Я позднее часто жалела о том, что перебила Санчо. Ведь то, что я бы узнала от него, несомненно помогло бы мне легче перенести дальнейшее. Но я была нервна и взвинчена.

– Санчо, – я вытянулась на траве, силясь подавить внутреннюю дрожь. – Я была бы тебе благодарна, если бы ты перестал наконец-то говорить загадками и прямо рассказал бы мне обо всем.

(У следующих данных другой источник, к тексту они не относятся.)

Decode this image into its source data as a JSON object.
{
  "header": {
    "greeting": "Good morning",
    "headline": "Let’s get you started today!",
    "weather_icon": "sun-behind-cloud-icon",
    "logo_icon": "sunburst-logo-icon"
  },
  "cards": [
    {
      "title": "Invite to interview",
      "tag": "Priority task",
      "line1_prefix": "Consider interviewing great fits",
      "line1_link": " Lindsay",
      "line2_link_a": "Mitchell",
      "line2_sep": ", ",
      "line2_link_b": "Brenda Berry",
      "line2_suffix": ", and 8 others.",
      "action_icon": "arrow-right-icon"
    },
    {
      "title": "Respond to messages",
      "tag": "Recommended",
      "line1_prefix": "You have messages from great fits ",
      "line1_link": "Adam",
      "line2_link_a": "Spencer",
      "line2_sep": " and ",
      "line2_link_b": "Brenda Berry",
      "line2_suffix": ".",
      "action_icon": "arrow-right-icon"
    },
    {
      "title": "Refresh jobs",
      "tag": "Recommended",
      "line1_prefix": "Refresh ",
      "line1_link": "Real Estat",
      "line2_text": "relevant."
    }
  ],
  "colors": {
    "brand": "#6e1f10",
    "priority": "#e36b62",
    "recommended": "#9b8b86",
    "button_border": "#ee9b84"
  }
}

Но Санчо отлично понимал, что если он обо всем мне расскажет, это вызовет только новый поток вопросов у меня. А ему вовсе не хотелось именно теперь пускаться в словопрения.

– Терпение, Эмбер. – Он начал устраиваться поудобнее, закутываясь в плащ. – Осталось ждать совсем недолго. Скоро ты будешь знать все.

– Мы подождем до утра?

– Да. Сейчас ты тоже можешь отдохнуть, поспать. Здесь нас никто не заметит.

Страшная усталость вдруг охватила меня, прорвалась после этих слов. Я почувствовала себя совершенно разбитой. Все тело ныло. Я, в свою очередь, закуталась в плащ и закрыла глаза.

Глава шестьдесят первая

Спала я крепким сном без сновидений. Разбудило меня птичье пение, чириканье. На миг мне почудилось, будто я в своей спальне, в доме отца. Занавеси уже раздвинуты. Солнечные лучики ласкают и весело щекочут веки закрытых глаз. Вот сейчас открою глаза и тотчас же придется сощуриться от яркого света.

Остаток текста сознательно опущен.